I have a very big dataframe with millions of rows and I need to calculate the slopes of linear regressions for each row. I figured out a method to do it but it seems extremely inneficient.
Does anyone knows a more efficient way to do this? Thanks in advance!
The independent variable is a vector that goes from c(1:years)
in this case goes from 1:6
.
The column name V1_T1
represents the variable 1 in time 1.
library(dplyr)
library(tidyr)
library(broom)
df = data.frame(replicate(12, sample(0:10, 1000, rep = TRUE)))
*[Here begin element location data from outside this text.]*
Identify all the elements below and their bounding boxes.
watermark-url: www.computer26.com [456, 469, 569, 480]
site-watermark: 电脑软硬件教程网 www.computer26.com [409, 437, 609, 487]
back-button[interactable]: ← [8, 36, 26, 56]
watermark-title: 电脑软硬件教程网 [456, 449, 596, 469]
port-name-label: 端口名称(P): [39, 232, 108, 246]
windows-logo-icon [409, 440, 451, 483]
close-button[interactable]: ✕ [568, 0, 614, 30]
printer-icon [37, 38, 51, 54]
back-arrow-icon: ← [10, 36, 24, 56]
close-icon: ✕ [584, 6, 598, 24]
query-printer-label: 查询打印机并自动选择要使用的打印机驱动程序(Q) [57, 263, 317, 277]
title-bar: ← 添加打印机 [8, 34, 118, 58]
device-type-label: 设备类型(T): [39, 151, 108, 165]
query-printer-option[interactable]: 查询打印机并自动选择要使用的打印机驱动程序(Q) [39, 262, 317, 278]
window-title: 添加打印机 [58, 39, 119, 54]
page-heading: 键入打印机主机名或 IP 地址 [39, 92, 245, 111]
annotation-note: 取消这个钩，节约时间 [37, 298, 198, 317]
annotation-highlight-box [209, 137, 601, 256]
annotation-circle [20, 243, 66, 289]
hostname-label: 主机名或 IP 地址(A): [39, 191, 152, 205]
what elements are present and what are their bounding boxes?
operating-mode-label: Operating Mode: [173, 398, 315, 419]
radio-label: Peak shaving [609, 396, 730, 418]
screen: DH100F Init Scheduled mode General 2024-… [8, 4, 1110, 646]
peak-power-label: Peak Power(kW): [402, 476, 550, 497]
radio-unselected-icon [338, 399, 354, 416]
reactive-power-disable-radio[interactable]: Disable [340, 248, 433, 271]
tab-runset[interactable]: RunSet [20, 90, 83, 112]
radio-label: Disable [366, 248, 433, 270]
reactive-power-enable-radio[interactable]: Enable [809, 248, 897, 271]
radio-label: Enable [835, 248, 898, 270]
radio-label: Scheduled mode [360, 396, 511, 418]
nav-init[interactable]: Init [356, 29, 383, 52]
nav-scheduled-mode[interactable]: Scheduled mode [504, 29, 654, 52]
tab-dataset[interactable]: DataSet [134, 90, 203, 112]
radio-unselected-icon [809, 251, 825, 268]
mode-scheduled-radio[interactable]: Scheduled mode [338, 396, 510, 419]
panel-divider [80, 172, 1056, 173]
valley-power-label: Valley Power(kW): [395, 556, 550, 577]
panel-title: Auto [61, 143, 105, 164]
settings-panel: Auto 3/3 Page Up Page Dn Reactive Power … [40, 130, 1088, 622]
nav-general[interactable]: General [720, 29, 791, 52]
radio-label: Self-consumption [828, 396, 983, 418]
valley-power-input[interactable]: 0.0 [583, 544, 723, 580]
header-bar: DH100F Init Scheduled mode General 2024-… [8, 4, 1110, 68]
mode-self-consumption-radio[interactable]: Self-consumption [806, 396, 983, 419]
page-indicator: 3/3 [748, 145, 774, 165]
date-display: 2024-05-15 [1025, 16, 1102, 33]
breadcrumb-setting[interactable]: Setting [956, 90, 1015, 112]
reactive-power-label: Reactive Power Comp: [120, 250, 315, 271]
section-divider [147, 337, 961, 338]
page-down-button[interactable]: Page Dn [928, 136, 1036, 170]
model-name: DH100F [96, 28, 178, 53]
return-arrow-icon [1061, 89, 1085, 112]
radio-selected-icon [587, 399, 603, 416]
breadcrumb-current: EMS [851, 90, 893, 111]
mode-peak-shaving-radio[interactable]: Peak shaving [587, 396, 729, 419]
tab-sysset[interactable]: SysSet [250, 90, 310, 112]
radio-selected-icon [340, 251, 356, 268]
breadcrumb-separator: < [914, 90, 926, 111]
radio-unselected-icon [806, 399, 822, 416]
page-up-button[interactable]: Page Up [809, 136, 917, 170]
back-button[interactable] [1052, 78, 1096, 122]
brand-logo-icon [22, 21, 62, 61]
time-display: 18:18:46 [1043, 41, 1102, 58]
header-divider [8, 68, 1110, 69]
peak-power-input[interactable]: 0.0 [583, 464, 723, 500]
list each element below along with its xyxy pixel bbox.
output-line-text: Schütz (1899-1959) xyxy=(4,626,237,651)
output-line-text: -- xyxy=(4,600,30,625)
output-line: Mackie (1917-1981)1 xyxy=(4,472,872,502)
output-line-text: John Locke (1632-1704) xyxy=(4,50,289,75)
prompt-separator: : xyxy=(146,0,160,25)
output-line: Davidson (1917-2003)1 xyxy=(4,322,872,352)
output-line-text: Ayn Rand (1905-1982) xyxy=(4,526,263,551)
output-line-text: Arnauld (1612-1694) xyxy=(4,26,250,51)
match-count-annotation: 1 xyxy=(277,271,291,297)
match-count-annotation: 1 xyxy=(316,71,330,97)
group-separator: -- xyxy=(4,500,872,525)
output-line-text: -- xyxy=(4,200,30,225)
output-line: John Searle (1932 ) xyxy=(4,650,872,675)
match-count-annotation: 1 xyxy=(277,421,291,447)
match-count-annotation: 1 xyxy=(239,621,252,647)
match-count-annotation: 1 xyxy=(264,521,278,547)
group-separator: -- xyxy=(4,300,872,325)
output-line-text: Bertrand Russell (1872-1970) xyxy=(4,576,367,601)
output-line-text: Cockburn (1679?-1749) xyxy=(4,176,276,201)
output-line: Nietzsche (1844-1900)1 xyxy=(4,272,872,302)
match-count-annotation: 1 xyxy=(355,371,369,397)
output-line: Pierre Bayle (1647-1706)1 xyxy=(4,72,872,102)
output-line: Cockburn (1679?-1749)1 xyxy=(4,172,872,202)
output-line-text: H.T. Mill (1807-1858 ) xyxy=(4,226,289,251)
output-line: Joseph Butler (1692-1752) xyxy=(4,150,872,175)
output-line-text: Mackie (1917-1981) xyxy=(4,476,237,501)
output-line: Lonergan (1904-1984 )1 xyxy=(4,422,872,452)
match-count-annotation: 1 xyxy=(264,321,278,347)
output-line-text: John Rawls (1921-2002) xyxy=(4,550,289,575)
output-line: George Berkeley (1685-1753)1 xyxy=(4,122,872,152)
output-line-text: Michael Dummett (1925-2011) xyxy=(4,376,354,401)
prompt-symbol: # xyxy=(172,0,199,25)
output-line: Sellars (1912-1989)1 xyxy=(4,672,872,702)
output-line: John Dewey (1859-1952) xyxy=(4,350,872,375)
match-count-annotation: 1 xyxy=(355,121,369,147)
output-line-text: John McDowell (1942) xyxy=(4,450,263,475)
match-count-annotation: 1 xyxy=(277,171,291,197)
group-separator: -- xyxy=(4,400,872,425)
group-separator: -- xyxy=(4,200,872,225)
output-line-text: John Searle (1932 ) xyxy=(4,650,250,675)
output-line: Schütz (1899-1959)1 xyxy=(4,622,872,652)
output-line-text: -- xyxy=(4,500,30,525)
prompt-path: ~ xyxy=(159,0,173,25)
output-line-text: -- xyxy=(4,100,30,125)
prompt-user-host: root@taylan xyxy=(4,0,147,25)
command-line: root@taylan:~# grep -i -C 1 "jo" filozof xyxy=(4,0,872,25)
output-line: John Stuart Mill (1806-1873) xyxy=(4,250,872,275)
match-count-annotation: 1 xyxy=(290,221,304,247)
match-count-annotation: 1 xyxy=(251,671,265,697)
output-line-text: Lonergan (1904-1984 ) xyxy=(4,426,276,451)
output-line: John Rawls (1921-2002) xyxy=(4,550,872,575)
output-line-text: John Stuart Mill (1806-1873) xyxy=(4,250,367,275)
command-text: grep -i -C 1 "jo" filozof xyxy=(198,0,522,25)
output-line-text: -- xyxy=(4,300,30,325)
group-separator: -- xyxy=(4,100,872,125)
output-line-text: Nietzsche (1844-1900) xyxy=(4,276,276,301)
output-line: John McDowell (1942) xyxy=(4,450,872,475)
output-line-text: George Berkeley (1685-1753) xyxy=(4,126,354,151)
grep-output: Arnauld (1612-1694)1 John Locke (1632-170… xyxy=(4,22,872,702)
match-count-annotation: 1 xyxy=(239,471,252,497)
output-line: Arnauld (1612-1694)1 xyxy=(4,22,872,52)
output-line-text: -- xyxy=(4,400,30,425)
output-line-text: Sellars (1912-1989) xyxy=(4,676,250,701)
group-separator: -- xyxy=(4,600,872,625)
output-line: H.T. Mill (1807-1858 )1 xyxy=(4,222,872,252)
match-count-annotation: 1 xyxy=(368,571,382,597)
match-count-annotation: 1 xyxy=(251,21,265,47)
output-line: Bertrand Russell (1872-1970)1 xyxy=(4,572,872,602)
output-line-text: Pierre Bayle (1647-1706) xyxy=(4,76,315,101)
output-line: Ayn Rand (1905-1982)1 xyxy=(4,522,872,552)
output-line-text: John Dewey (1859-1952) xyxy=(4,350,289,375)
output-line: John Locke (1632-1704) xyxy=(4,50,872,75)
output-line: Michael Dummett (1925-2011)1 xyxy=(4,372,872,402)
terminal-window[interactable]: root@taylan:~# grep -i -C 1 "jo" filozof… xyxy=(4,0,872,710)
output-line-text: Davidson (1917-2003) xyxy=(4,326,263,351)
colnames = c("V1_T1", "V1_T2", "V1_T3", "V1_T4", "V1_T5", "V1_T6", "V2_T1", "V2_T2", "V2_T3", "V2_T4", "V2_T5", "V2_T6")
colnames(df) = colnames
head(df)
def_slope = function(df, name , first, last, years){
slope = c()
for (i in c(1:nrow(df))){ #in each row
m = df[i,] %>% #select the i row
dplyr::select({{first}}:{{last}}) %>% #select the columns
pivot_longer(c(1:years), names_to = "key", values_to = "value") %>% #transform the data for a linear regression input
mutate(ano = c(1:years)) %>%
lm(value ~ ano, data = .) %>% #calculate a linear regression
tidy() %>%
.[[2,2]] #extract the slope
slope = append(slope, m) #add the slope to the slope vector
}
slope = tibble(slope) %>% #create a column with a defined name
rename("{{name}}" := slope)
return(slope)
}
start = Sys.time()
slope = tibble( #creates a df with all the slopes
def_slope(df, trend_V1, V1_T1, V1_T6, 6),
def_slope(df, trend_V2, V2_T1, V2_T6, 6))
end = Sys.time()
end-start
Time difference of 22.93273 secs